# Data Management
> Core functionality for data ingestion, hashing, and quality checking.

This module handles:
- Data ingestion and storage
- Content hashing and ID generation
- Basic quality checks
- Content provenance tracking


In [None]:
#| default_exp data
#| export
from fastcore.basics import *
from fastcore.test import *
import hashlib
from pathlib import Path
from typing import Dict, List, Optional, Tuple
import json
import numpy as np
from datetime import datetime


In [None]:
#| export
class ContentStore:
    """Manages storage and retrieval of training data content"""
    def __init__(self, store_path: Path):
        self.store_path = Path(store_path)
        self.store_path.mkdir(exist_ok=True)
        self.index_file = self.store_path/'index.json'
        self._load_index()
    
    def _load_index(self):
        """Load or initialize the content index"""
        if self.index_file.exists():
            self.index = json.loads(self.index_file.read_text())
        else:
            self.index = {}
            self._save_index()
    
    def _save_index(self):
        """Save the current index to disk"""
        self.index_file.write_text(json.dumps(self.index, indent=2))
    
    def add_content(self, content: str, contributor_id: str) -> str:
        """
        Add new content to the store
        Returns: content_id (hash)
        """
        content_id = hashlib.sha256(content.encode()).hexdigest()
        if content_id in self.index:
            return content_id
        
        timestamp = datetime.now().isoformat()
        self.index[content_id] = {
            'contributor_id': contributor_id,
            'timestamp': timestamp,
            'size': len(content)
        }
        
        (self.store_path/content_id).write_text(content)
        self._save_index()
        return content_id
    
    def get_content(self, content_id: str) -> Optional[str]:
        """Retrieve content by ID"""
        if content_id not in self.index:
            return None
        return (self.store_path/content_id).read_text()


In [None]:
#| hide
from nbdev.showdoc import *

In [None]:
#| test
@patch
def cleanup(self:ContentStore):
    "Remove all files in the store"
    if self.store_path.exists():
        for f in self.store_path.glob('*'):
            f.unlink()
        self.store_path.rmdir()

def test_content_store():
    # Setup
    store = ContentStore(Path('test_store'))
    
    # Test adding content
    content = "This is a test piece of content"
    contributor = "test_user_1"
    content_id = store.add_content(content, contributor)
    
    # Test content exists and can be retrieved
    test_eq(store.get_content(content_id), content)
    
    # Test index contains correct metadata
    assert content_id in store.index
    assert store.index[content_id]['contributor_id'] == contributor
    assert store.index[content_id]['size'] == len(content)
    
    # Test duplicate content returns same ID
    duplicate_id = store.add_content(content, "test_user_2")
    test_eq(duplicate_id, content_id)
    
    # Test nonexistent content returns None
    test_eq(store.get_content("nonexistent"), None)
    
    # Cleanup
    store.cleanup()

In [None]:
#| example
store = ContentStore(Path('example_store'))

# Adding new content
print("Adding content from different contributors:")
content1 = "The quick brown fox jumps over the lazy dog."
content2 = "Another piece of training data for our model."
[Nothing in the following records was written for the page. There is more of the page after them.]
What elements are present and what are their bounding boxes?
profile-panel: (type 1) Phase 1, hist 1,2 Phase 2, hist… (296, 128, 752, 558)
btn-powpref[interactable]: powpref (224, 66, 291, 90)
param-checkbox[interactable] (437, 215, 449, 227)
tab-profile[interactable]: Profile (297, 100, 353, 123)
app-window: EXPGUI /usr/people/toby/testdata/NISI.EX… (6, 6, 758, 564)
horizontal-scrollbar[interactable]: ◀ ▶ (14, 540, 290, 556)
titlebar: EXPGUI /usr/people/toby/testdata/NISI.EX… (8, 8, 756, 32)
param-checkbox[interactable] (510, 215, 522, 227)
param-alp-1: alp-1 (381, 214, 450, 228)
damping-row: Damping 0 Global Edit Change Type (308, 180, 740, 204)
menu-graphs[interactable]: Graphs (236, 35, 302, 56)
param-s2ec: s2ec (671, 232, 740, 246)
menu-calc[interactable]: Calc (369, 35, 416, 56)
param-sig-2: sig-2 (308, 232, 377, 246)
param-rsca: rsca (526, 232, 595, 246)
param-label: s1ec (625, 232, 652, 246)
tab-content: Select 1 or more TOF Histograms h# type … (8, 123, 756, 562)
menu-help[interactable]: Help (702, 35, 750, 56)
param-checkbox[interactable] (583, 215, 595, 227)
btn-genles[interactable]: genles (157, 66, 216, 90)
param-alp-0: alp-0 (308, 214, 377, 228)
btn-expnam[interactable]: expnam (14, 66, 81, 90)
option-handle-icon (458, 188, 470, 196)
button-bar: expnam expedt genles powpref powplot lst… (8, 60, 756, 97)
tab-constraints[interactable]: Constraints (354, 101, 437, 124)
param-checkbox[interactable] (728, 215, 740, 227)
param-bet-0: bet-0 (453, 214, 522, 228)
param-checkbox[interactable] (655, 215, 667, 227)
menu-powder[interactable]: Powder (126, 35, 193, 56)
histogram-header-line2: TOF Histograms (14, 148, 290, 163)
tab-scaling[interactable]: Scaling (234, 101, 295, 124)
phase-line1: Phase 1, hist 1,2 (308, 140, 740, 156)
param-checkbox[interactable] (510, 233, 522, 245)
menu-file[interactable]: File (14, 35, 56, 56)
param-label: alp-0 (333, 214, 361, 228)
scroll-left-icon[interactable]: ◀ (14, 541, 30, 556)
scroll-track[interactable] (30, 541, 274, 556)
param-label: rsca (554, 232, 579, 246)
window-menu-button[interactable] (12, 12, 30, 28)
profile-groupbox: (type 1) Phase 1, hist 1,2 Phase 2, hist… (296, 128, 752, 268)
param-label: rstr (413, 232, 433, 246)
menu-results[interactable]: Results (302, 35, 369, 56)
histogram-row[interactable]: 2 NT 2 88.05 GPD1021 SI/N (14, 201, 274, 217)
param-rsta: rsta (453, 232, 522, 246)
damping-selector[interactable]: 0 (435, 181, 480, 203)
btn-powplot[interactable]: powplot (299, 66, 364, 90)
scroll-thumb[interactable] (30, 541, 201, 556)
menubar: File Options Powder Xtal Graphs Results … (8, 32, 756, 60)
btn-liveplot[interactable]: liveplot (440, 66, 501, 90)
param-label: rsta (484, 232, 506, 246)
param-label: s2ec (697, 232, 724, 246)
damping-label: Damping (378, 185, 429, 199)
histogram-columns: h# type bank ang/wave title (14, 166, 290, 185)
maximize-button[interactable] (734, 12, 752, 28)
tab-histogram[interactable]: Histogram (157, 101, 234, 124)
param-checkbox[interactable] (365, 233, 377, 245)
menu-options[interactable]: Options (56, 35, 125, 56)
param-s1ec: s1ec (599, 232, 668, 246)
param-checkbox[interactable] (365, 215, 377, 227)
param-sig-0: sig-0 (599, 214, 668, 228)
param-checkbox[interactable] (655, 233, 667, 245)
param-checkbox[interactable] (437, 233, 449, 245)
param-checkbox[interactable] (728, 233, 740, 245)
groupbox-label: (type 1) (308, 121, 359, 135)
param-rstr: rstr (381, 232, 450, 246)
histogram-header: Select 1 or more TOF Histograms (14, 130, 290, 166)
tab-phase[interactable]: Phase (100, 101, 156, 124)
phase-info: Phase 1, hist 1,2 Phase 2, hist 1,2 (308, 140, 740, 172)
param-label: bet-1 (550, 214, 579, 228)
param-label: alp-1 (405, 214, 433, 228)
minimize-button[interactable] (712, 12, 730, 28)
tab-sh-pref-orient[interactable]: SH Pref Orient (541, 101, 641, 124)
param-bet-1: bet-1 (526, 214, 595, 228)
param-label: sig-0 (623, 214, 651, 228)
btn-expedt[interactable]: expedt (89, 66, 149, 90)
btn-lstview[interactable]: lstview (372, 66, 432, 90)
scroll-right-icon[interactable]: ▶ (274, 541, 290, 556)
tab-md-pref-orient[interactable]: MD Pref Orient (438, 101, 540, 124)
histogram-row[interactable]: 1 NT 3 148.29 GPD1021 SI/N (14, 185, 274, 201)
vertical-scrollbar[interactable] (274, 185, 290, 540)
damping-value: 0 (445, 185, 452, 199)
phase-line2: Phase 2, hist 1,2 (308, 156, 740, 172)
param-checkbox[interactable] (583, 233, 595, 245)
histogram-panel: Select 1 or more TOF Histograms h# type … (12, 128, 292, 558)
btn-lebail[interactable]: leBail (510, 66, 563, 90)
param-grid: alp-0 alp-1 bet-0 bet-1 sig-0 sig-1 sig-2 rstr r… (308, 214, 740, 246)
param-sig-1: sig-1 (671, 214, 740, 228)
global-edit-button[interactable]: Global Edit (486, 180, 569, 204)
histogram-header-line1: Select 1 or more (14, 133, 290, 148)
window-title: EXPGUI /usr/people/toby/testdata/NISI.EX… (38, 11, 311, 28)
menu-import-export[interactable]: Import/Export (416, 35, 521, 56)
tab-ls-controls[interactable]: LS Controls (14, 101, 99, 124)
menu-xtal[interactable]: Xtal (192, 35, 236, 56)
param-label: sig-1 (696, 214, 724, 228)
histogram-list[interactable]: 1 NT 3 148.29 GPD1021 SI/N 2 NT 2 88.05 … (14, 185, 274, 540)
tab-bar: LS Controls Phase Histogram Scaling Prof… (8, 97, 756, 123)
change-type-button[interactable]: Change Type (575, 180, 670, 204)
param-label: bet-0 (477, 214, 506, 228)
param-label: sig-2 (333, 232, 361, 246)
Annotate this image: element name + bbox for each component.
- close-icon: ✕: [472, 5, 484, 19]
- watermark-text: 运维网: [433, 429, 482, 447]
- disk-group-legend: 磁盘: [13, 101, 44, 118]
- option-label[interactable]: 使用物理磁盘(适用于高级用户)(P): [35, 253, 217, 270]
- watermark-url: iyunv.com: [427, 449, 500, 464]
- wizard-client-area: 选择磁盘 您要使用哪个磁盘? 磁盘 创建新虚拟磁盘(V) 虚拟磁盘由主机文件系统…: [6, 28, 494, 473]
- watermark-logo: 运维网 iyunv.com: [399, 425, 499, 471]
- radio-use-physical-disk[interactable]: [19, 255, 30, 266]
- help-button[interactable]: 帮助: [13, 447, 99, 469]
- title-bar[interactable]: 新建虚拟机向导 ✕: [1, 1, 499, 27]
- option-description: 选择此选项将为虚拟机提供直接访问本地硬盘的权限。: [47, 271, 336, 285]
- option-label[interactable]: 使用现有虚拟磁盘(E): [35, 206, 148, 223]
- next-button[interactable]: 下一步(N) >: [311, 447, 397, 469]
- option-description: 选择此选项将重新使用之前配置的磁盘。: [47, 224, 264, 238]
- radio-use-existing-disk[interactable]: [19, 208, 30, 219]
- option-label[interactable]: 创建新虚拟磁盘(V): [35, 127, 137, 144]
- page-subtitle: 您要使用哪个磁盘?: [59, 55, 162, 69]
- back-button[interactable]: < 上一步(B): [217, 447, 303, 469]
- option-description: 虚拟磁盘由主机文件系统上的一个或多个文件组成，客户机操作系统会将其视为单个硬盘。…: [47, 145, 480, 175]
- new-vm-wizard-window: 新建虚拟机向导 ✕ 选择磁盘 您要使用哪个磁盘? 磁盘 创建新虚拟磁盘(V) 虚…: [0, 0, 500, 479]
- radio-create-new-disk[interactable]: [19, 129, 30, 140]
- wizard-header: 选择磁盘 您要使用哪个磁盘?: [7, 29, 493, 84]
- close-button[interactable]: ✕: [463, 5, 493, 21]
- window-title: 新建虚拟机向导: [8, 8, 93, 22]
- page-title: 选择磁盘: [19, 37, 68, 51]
id1 = store.add_content(content1, "alice")
print(f"Content 1 ID: {id1[:8]}... (from alice)")
print(f"Stored metadata: {store.index[id1]}")

id2 = store.add_content(content2, "bob")
print(f"\nContent 2 ID: {id2[:8]}... (from bob)")

# Retrieving content
print("\nRetrieving content:")
retrieved = store.get_content(id1)
print(f"Retrieved content 1: '{retrieved}'")

# Demonstrating deduplication
print("\nTesting deduplication:")
duplicate_id = store.add_content(content1, "charlie")
print(f"Original ID    : {id1[:8]}...")
print(f"Duplicate ID   : {duplicate_id[:8]}...")
print(f"IDs match      : {id1 == duplicate_id}")

# Cleanup
store.cleanup()

Adding content from different contributors:
Content 1 ID: ef537f25... (from alice)
Stored metadata: {'contributor_id': 'alice', 'timestamp': '2025-02-16T21:17:13.047794', 'size': 44}

Content 2 ID: 7f30cb1f... (from bob)

Retrieving content:
Retrieved content 1: 'The quick brown fox jumps over the lazy dog.'

Testing deduplication:
Original ID    : ef537f25...
Duplicate ID   : ef537f25...
IDs match      : True


In [None]:
#| hide
import nbdev; nbdev.nbdev_export()